Work, Life, and What I’ve Learned

by Lisa Di Luzio, Director of Marketing and Sales

Each morning, I wake up, say goodbye to my husband, and then I head home and see my family.

No, I’m not living some sort of double life. I’ve been the Director of Marketing & Sales here at Erie Events for five years now, and for me, the Bayfront Convention Center feels like home, and the people I work with feel like family.

It’s truly a pleasure being here. You’re surrounded by a lot of great people. Here at the Bayfront Convention Center and at our other Erie Events locations, we have some of the best employees the area has to offer. In my years here and in my 23 years at the Bel-Air, I’ve learned a few things about work, relationships at work, and life in general that I would like to share. I don’t think I know it all, but I’ve certainly been through a lot!

Be Comfortable with the Uncomfortable – No two weeks, two days, or even two minutes are the same at the Bayfront Convention Center. We consistently have meetings, conferences, conventions, dinners and other events that our team is involved in. The staff has to be comfortable with the uncomfortable and be open to change. Our constant is change, and especially when we have multiple events, we have to leave our comfort zones. That might mean assisting with set up, tear down, being out on the floor, and more.

During my time at the Bel-Air, I had a moment where I didn’t want to accept change. A superior had me read “Who Moved My Cheese? An Amazing Way to Deal with Change in Your Work and in Your Life” by Dr. Spencer Johnson and it changed my outlook on change. I highly recommend the book!

Even within our staff we’ve had to be comfortable with change. Since January 1, I’ve re-transitioned an employee, developed others, and hired a new event coordinator. Through all of it, our staff has been amazing.

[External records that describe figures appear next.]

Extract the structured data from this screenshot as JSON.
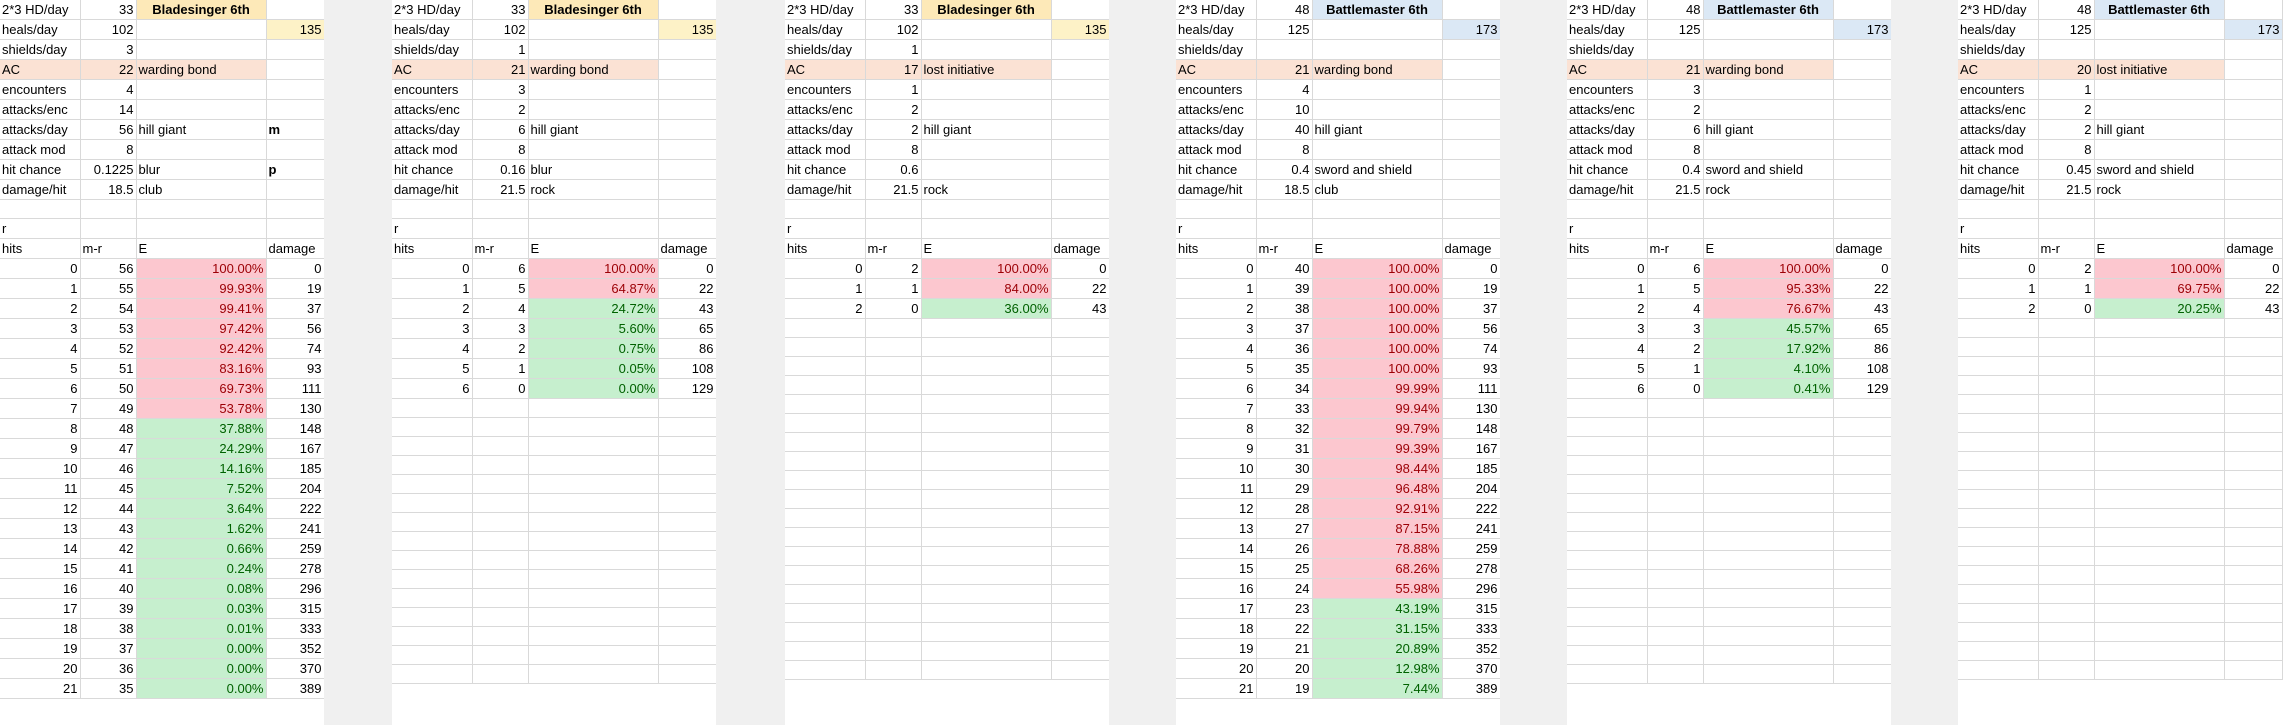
{
  "labels": {
    "hd": "2*3 HD/day",
    "heals": "heals/day",
    "shields": "shields/day",
    "ac": "AC",
    "encounters": "encounters",
    "attacks_enc": "attacks/enc",
    "attacks_day": "attacks/day",
    "attack_mod": "attack mod",
    "hit_chance": "hit chance",
    "damage_hit": "damage/hit",
    "r": "r",
    "hits": "hits",
    "mr": "m-r",
    "E": "E",
    "damage": "damage"
  },
  "colors": {
    "red_bg": "#fcc7cf",
    "red_text": "#9c0006",
    "green_bg": "#c6efce",
    "green_text": "#006100",
    "bladesinger_header": "#fde9b8",
    "battlemaster_header": "#dbe8f5",
    "ac_bg": "#fbe2d4"
  },
  "sheets": [
    {
      "kind": "bs",
      "title": "Bladesinger 6th",
      "hd": "33",
      "heals": "102",
      "heals_total": "135",
      "shields": "3",
      "ac": "22",
      "ac_note": "warding bond",
      "encounters": "4",
      "attacks_enc": "14",
      "attacks_day": "56",
      "attacks_note": "hill giant",
      "extra_m": "m",
      "attack_mod": "8",
      "hit_chance": "0.1225",
      "hit_note": "blur",
      "extra_p": "p",
      "damage_hit": "18.5",
      "damage_note": "club",
      "rows": [
        [
          "0",
          "56",
          "100.00%",
          "0",
          "r"
        ],
        [
          "1",
          "55",
          "99.93%",
          "19",
          "r"
        ],
        [
          "2",
          "54",
          "99.41%",
          "37",
          "r"
        ],
        [
          "3",
          "53",
          "97.42%",
          "56",
          "r"
        ],
        [
          "4",
          "52",
          "92.42%",
          "74",
          "r"
        ],
        [
          "5",
          "51",
          "83.16%",
          "93",
          "r"
        ],
        [
          "6",
          "50",
          "69.73%",
          "111",
          "r"
        ],
        [
          "7",
          "49",
          "53.78%",
          "130",
          "r"
        ],
        [
          "8",
          "48",
          "37.88%",
          "148",
          "g"
        ],
        [
          "9",
          "47",
          "24.29%",
          "167",
          "g"
        ],
        [
          "10",
          "46",
          "14.16%",
          "185",
          "g"
        ],
        [
          "11",
          "45",
          "7.52%",
          "204",
          "g"
        ],
        [
          "12",
          "44",
          "3.64%",
          "222",
          "g"
        ],
        [
          "13",
          "43",
          "1.62%",
          "241",
          "g"
        ],
        [
          "14",
          "42",
          "0.66%",
          "259",
          "g"
        ],
        [
          "15",
          "41",
          "0.24%",
          "278",
          "g"
        ],
        [
          "16",
          "40",
          "0.08%",
          "296",
          "g"
        ],
        [
          "17",
          "39",
          "0.03%",
          "315",
          "g"
        ],
        [
          "18",
          "38",
          "0.01%",
          "333",
          "g"
        ],
        [
          "19",
          "37",
          "0.00%",
          "352",
          "g"
        ],
        [
          "20",
          "36",
          "0.00%",
          "370",
          "g"
        ],
        [
          "21",
          "35",
          "0.00%",
          "389",
          "g"
        ]
      ]
    },
    {
      "kind": "bs",
      "title": "Bladesinger 6th",
      "hd": "33",
      "heals": "102",
      "heals_total": "135",
      "shields": "1",
      "ac": "21",
      "ac_note": "warding bond",
      "encounters": "3",
      "attacks_enc": "2",
      "attacks_day": "6",
      "attacks_note": "hill giant",
      "extra_m": "",
      "attack_mod": "8",
      "hit_chance": "0.16",
      "hit_note": "blur",
      "extra_p": "",
      "damage_hit": "21.5",
      "damage_note": "rock",
      "rows": [
        [
          "0",
          "6",
          "100.00%",
          "0",
          "r"
        ],
        [
          "1",
          "5",
          "64.87%",
          "22",
          "r"
        ],
        [
          "2",
          "4",
          "24.72%",
          "43",
          "g"
        ],
        [
          "3",
          "3",
          "5.60%",
          "65",
          "g"
        ],
        [
          "4",
          "2",
          "0.75%",
          "86",
          "g"
        ],
        [
          "5",
          "1",
          "0.05%",
          "108",
          "g"
        ],
        [
          "6",
          "0",
          "0.00%",
          "129",
          "g"
        ]
      ]
    },
    {
      "kind": "bs",
      "title": "Bladesinger 6th",
      "hd": "33",
      "heals": "102",
      "heals_total": "135",
      "shields": "1",
      "ac": "17",
      "ac_note": "lost initiative",
      "encounters": "1",
      "attacks_enc": "2",
      "attacks_day": "2",
      "attacks_note": "hill giant",
      "extra_m": "",
      "attack_mod": "8",
      "hit_chance": "0.6",
      "hit_note": "",
      "extra_p": "",
      "damage_hit": "21.5",
      "damage_note": "rock",
      "rows": [
        [
          "0",
          "2",
          "100.00%",
          "0",
          "r"
        ],
        [
          "1",
          "1",
          "84.00%",
          "22",
          "r"
        ],
        [
          "2",
          "0",
          "36.00%",
          "43",
          "g"
        ]
      ]
    },
    {
      "kind": "bm",
      "title": "Battlemaster 6th",
      "hd": "48",
      "heals": "125",
      "heals_total": "173",
      "shields": "",
      "ac": "21",
      "ac_note": "warding bond",
      "encounters": "4",
      "attacks_enc": "10",
      "attacks_day": "40",
      "attacks_note": "hill giant",
      "extra_m": "",
      "attack_mod": "8",
      "hit_chance": "0.4",
      "hit_note": "sword and shield",
      "extra_p": "",
      "damage_hit": "18.5",
      "damage_note": "club",
      "rows": [
        [
          "0",
          "40",
          "100.00%",
          "0",
          "r"
        ],
        [
          "1",
          "39",
          "100.00%",
          "19",
          "r"
        ],
        [
          "2",
          "38",
          "100.00%",
          "37",
          "r"
        ],
        [
          "3",
          "37",
          "100.00%",
          "56",
          "r"
        ],
        [
          "4",
          "36",
          "100.00%",
          "74",
          "r"
        ],
        [
          "5",
          "35",
          "100.00%",
          "93",
          "r"
        ],
        [
          "6",
          "34",
          "99.99%",
          "111",
          "r"
        ],
        [
          "7",
          "33",
          "99.94%",
          "130",
          "r"
        ],
        [
          "8",
          "32",
          "99.79%",
          "148",
          "r"
        ],
        [
          "9",
          "31",
          "99.39%",
          "167",
          "r"
        ],
        [
          "10",
          "30",
          "98.44%",
          "185",
          "r"
        ],
        [
          "11",
          "29",
          "96.48%",
          "204",
          "r"
        ],
        [
          "12",
          "28",
          "92.91%",
          "222",
          "r"
        ],
        [
          "13",
          "27",
          "87.15%",
          "241",
          "r"
        ],
        [
          "14",
          "26",
          "78.88%",
          "259",
          "r"
        ],
        [
          "15",
          "25",
          "68.26%",
          "278",
          "r"
        ],
        [
          "16",
          "24",
          "55.98%",
          "296",
          "r"
        ],
        [
          "17",
          "23",
          "43.19%",
          "315",
          "g"
        ],
        [
          "18",
          "22",
          "31.15%",
          "333",
          "g"
        ],
        [
          "19",
          "21",
          "20.89%",
          "352",
          "g"
        ],
        [
          "20",
          "20",
          "12.98%",
          "370",
          "g"
        ],
        [
          "21",
          "19",
          "7.44%",
          "389",
          "g"
        ]
      ]
    },
    {
      "kind": "bm",
      "title": "Battlemaster 6th",
      "hd": "48",
      "heals": "125",
      "heals_total": "173",
      "shields": "",
      "ac": "21",
      "ac_note": "warding bond",
      "encounters": "3",
      "attacks_enc": "2",
      "attacks_day": "6",
      "attacks_note": "hill giant",
      "extra_m": "",
      "attack_mod": "8",
      "hit_chance": "0.4",
      "hit_note": "sword and shield",
      "extra_p": "",
      "damage_hit": "21.5",
      "damage_note": "rock",
      "rows": [
        [
          "0",
          "6",
          "100.00%",
          "0",
          "r"
        ],
        [
          "1",
          "5",
          "95.33%",
          "22",
          "r"
        ],
        [
          "2",
          "4",
          "76.67%",
          "43",
          "r"
        ],
        [
          "3",
          "3",
          "45.57%",
          "65",
          "g"
        ],
        [
          "4",
          "2",
          "17.92%",
          "86",
          "g"
        ],
        [
          "5",
          "1",
          "4.10%",
          "108",
          "g"
        ],
        [
          "6",
          "0",
          "0.41%",
          "129",
          "g"
        ]
      ]
    },
    {
      "kind": "bm",
      "title": "Battlemaster 6th",
      "hd": "48",
      "heals": "125",
      "heals_total": "173",
      "shields": "",
      "ac": "20",
      "ac_note": "lost initiative",
      "encounters": "1",
      "attacks_enc": "2",
      "attacks_day": "2",
      "attacks_note": "hill giant",
      "extra_m": "",
      "attack_mod": "8",
      "hit_chance": "0.45",
      "hit_note": "sword and shield",
      "extra_p": "",
      "damage_hit": "21.5",
      "damage_note": "rock",
      "rows": [
        [
          "0",
          "2",
          "100.00%",
          "0",
          "r"
        ],
        [
          "1",
          "1",
          "69.75%",
          "22",
          "r"
        ],
        [
          "2",
          "0",
          "20.25%",
          "43",
          "g"
        ]
      ]
    }
  ]
}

Respect Your Employees and Build a Relationship – As I mentioned earlier, my Bayfront Convention Center family feels like family just as much as my real family. But it doesn’t become like that overnight. There’s a few elements that go into it. The people I work with here mean the world to me. We have a close relationship, but the respect is also good. I set the tone right out of the gate with an open-door policy. I don’t do drama – if there’s a problem, I’m here to talk. I’m of the mindset that you go right to the top with problems. But when you come with a problem, also come with a solution. It’s easy to have an issue, but it’s more productive to also have an idea of how to solve it.

We have an open and communal area, so good, bad, and otherwise, it’s all out there! When something happens, good or bad, we make sure to let it be known and use it in the future. As an example, we had Kwik Fill come in for a convention last week. It was a home run and the client described it as “perfect.” So when Country Fair came in this week, we were able to use that as an example and have a blueprint for how to provide them with their own “perfect” experience.

My management style has been to let my employees do their job. It sounds simple, and it is when done right. That means no micromanaging. I empower everyone to make choice and do their job, though it all comes across my desk eventually.

In the end, everyone who knows me knows I’m a “kumbaya” type of person. I’m high energy, I get excited about my work, and as I’ve been told, I always have that patented Lisa smile on. We all work hard to respect each other and have an open work environment. We spend so much time here, you better darn well get along!

Appreciate Your Clientele and Build Relationships – The common denominator we all have here is doing what’s right by our building and by the client.  We have a clientele that we’re blessed with. It’s awesome to walk in and out of here each day knowing that you were able to provide an experience for everyone who came in.

When we have weddings, galas, conventions – that’s when we network and build relationships. Our location and our building help us to sell, certainly, but our relationships with people are what makes the difference. It’s one thing to have someone fill out a survey and give us a high rating – it’s another to have them come back again and again or recommend us to others. It’s the “show, don’t tell” of event coordinating. The biggest compliment we can get is when our clients come back.

There are so many times you leave here and you can hold your head high – even if you can’t do much else because you’re physically exhausted from a long day. I am so, so lucky to have the job I have and be able to work with the people I do. I’m often the last to leave, and usually it’s dark and I’m always parked far away to keep close spots available for our guests. It gives me time to reflect as I’m walking back to my car, and only one word comes to mind at the end of my day: Wow.